Name: Mitski (Mitsuki Laycock, professionally Mitski Miyawaki)
Date of Birth: September 27, 1990
City: Born in Mie Prefecture; raised nomadically, now based in the United States (often associated with New York)
Country: Japan (birth), United States
Genre: Indie Rock, Singer-Songwriter, Art Pop, Alternative
Band/Group Members: Solo artist
Roles: Singer, songwriter, guitarist, composer
Bio:
Picture a childhood stitched together from airport terminals and foreign streets—Mie Prefecture in Japan at the start, then bouncing through Turkey, China, Malaysia, Congo, and more, her dad's State Department job pulling the family along like a restless current. Mitski landed in the US eventually, carrying that quiet ache of never quite belonging anywhere, and it seeped into every note she wrote. She swapped film studies at Hunter College for music at SUNY Purchase, self-releasing her early piano-driven albums Lush and Retired from Sad while still in school, raw student projects that already hinted at the emotional depth to come.
By Bury Me at Makeout Creek in 2014, she found her electric guitar voice—grittier, louder, full of longing that hits like a punch you didn't see coming. Then Puberty 2, Be the Cowboy, Laurel Hell, and 2023's The Land Is Inhospitable and So Are We turned her into something bigger: songs like "Your Best American Girl," "Nobody," or "My Love Mine All Mine" that feel like private confessions set to swelling strings and driving rhythms, capturing the loneliness of modern life, the hunger for connection, the fear of being seen too clearly. Her voice climbs and cracks in ways that make your chest tighten, blending indie rock's rawness with pop's pull and artful experimentation.

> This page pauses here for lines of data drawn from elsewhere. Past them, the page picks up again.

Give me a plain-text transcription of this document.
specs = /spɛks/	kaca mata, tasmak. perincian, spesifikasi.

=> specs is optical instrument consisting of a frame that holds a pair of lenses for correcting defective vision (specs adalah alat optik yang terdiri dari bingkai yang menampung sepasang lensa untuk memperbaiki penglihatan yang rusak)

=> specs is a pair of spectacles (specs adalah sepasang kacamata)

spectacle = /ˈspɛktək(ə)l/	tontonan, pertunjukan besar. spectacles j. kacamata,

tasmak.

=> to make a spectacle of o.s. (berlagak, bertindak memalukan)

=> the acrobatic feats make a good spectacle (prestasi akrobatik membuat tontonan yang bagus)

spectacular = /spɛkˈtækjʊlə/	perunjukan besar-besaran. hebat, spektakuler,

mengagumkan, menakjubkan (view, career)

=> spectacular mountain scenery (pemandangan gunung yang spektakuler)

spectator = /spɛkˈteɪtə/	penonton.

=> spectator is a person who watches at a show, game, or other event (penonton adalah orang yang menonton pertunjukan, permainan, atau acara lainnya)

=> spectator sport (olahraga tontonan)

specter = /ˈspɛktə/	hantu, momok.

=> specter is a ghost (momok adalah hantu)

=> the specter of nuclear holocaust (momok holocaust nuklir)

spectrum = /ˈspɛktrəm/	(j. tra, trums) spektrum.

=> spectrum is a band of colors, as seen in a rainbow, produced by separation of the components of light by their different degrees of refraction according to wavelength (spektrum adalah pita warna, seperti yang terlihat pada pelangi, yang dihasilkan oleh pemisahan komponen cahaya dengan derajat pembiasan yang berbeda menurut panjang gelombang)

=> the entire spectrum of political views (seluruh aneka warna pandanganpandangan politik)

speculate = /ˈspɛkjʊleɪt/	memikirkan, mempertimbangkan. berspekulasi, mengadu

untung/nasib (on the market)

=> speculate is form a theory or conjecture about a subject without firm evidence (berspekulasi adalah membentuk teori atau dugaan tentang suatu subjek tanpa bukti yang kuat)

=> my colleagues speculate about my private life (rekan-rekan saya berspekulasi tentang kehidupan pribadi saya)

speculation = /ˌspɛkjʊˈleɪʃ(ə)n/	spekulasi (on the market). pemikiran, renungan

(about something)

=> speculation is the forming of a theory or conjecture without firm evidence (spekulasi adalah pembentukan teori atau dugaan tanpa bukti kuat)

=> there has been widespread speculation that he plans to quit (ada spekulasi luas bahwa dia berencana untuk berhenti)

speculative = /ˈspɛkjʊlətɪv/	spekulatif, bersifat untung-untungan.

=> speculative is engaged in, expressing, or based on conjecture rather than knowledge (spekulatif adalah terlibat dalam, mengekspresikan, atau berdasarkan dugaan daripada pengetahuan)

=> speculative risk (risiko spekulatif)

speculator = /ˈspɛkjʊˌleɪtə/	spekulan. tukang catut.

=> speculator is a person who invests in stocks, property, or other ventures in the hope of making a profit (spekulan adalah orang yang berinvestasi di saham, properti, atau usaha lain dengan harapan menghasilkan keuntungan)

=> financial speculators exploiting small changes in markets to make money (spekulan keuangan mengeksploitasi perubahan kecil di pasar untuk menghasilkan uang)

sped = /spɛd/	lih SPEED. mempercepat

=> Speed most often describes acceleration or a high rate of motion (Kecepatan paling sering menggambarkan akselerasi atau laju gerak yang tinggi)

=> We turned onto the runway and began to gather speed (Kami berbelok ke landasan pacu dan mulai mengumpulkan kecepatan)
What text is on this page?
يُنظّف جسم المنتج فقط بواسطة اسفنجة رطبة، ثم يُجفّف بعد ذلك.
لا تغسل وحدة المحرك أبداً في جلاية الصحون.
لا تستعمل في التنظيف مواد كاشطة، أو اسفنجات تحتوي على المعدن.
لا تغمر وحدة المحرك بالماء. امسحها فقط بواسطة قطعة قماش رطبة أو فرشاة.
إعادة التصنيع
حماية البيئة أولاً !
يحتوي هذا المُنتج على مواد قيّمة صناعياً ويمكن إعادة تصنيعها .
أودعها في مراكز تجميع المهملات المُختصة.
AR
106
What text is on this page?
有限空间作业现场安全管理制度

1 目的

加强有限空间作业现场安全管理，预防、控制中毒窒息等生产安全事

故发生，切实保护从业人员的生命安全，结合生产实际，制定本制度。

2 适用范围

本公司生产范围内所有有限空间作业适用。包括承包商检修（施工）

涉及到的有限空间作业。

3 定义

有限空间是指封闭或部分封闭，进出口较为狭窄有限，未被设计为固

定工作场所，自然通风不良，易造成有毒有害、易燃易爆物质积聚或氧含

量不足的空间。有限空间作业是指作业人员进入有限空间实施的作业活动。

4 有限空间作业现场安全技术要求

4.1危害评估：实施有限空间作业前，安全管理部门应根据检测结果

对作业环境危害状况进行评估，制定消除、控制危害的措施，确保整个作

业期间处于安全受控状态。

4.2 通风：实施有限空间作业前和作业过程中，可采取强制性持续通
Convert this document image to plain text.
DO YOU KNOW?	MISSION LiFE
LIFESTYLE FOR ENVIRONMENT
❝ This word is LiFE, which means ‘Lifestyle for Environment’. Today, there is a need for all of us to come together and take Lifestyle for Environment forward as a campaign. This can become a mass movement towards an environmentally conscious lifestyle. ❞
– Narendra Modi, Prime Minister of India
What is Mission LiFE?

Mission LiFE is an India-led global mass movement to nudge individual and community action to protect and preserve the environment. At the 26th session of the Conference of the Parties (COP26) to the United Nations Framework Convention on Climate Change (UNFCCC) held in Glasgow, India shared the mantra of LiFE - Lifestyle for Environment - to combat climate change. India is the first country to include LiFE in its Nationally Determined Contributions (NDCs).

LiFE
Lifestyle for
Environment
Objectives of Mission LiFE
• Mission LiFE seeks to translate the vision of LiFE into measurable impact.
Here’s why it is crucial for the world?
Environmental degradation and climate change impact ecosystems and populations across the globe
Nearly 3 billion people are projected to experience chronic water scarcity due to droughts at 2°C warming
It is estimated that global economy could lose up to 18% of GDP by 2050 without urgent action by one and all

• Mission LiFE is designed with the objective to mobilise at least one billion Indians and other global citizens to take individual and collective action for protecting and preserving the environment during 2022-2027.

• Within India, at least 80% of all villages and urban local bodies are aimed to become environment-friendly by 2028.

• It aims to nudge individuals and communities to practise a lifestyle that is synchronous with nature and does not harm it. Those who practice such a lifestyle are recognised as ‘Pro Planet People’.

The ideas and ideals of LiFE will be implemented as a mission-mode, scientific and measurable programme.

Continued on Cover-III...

Right now, early 2026, she's teasing fresh chapters—cryptic Instagram clips of kitchens and quiet whispers, a mysterious "Where’s My Phone?" link, and fans buzzing about a new single dropping soon, maybe even an album this year that echoes the raw energy of her mid-2010s era. She's been off the road a bit, but whispers of 2026 shows are floating around. Mitski's music has always felt like holding a mirror to your own unspoken hurts, gentle yet unflinching. When the world feels too loud or too empty, her songs sit with you in the quiet, reminding you you're not alone in the ache. Throw on "The Land" or wait for whatever's coming—it's worth the wait.